Defense witnesses offer contrasting image of Abaroa marriage
Posted May 22, 2013
Updated May 24, 2013
Durham, N.C. — Jurors in the first-degree murder trial of Raven Abaroa, accused of killing his wife eight years ago, heard Wednesday about a starkly different relationship than the troubled one prosecutors have portrayed for the past three weeks.
Friends of the 33-year-old testified that Raven and Janet Abaroa seemed to be a playful pair that was always together laughing and joking.
"They were probably my prime example of, when I was a teenager, the kind of relationship I had hoped to have with my wife in the future," said Zach Foxley, who met the couple in 2001 when he was 15. "The influence they left on me has been lasting."
Foxley and other friends, including Raven Abaroa's best friend, Darius Neerings, said they never heard the couple argue and never saw any signs of mistreatment or problems in the relationship.
"They were a very happy couple when I was living with them," said Neerings, who stayed with the Abaroas for several months in 2003 when he moved to North Carolina.

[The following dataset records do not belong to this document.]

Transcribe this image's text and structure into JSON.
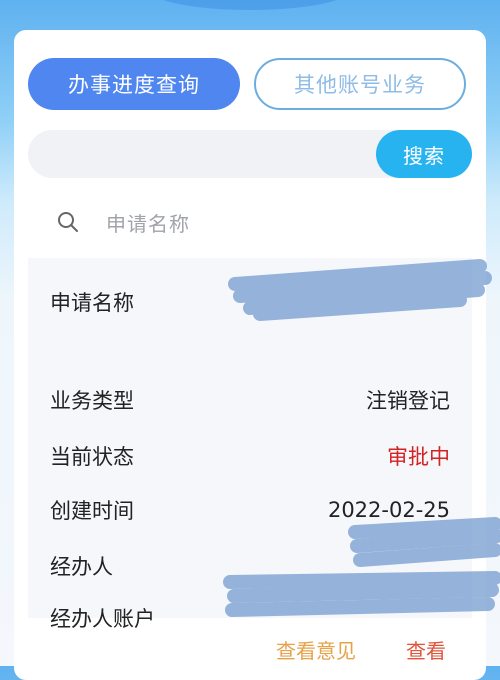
{
  "tabs": {
    "progress_label": "办事进度查询",
    "other_label": "其他账号业务"
  },
  "search": {
    "button_label": "搜索",
    "query_value": ""
  },
  "filter": {
    "placeholder": "申请名称"
  },
  "record": {
    "fields": [
      {
        "label": "申请名称",
        "value": ""
      },
      {
        "label": "业务类型",
        "value": "注销登记"
      },
      {
        "label": "当前状态",
        "value": "审批中"
      },
      {
        "label": "创建时间",
        "value": "2022-02-25"
      },
      {
        "label": "经办人",
        "value": ""
      },
      {
        "label": "经办人账户",
        "value": ""
      }
    ],
    "status_color": "#d32323"
  },
  "actions": {
    "opinion_label": "查看意见",
    "view_label": "查看"
  },
  "colors": {
    "primary": "#4f86f0",
    "search_button": "#27b3f0",
    "opinion": "#e7a24a",
    "view": "#e0553a"
  }
}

In the years that followed, witnesses for the state have testified, financial problems and infidelity plagued the marriage, led to a brief separation in 2004 and gave Janet Abaroa serious concerns about whether she wanted to stay married.
Raven Abaroa, family and close friends of hers, said, was a controlling and verbally abusive husband feared by his 25-year-old wife, who had been broken and was only a shell of the woman she once was.
Foxley, however, said that when he saw them in February 2005 at a blessing ceremony for their son, Kaiden, it appeared nothing had changed.
"They were just the same as always," he said. "I was just impressed with the same amount of love they've always had."
About two months later, on April 26, 2005, Janet Abaroa was found stabbed to death in an upstairs office in their home. Raven Abaroa has said he returned home from a soccer game to find her crouched on the floor.
"He was completely broken up. He was how I would describe a person who is mourning a great loss and distraught and going through trauma and shock at the same time," Foxley said of a visit he had with Raven Abaroa a few weeks after Janet Abaroa's death. "He was very sad."
It was nearly five years later that Durham police arrested Raven Abaroa for the crime.
Defense attorneys have said during trial that investigators ignored evidence, failed to properly handle or preserve other evidence and focused solely on their client.
A significant portion of testimony Tuesday and also Wednesday focused on Janet Abaroa's work computer and a hard drive that had been locked away for years in an evidence locker at the Durham Police Department.
Ryan Johnson, a former Durham police computer forensics examiner, testified he put it in the locker when he left the department in December 2006.
He notified detectives last week while on business in Mexico, he said, after watching testimony from the trial online and realizing they did not have the hard drive.
Forensic examiners over the weekend found on it dozens of flirtatious email fragments between Janet Abaroa and a former boyfriend that, defense attorney Amos Tyndall said, "has essentially turned this case on its head."
The emails were dated within weeks of the crime, and Tyndall told Superior Court Judge Orlando Hudson that their discovery could have affected the defense's trial strategy and how it seated the jury and cross-examined witnesses.
Tyndall has sought to show jurors that police were careless with the hard drive and failed to preserve messages on Janet Abaroa's work and personal email accounts and did not collect computer equipment from the Abaroas' home.
In one of several requests for the murder case to be dismissed Monday, Tyndall said that the state has failed to produce substantial evidence to show Raven Abaroa committed the crime.
In defending the case outside the jury's presence Monday afternoon, Assistant District Attorney Charlene Coggins-Franks told Hudson there was enough circumstantial evidence to show that Raven Abaroa had the motive, opportunity and means to kill his wife.
Not only was there evidence of financial and marital problems, she said, Raven Abaroa also pawned items in his home and rearranged furniture in the den "as if he were staging a break-in."
Coggins-Franks also said there was also a lack of evidence that pointed to the defendant. Some of the clothing he was known to be wearing has never been found. A collection of knives and a laptop computer – instruments the prosecution maintains could have been used in the killing – have also never been found.
There was little to no evidence that Janet Abaroa put up a fight before she was attacked and that she was likely killed before Raven Abaroa' soccer game and bled until he returned home, Coggins-Franks said.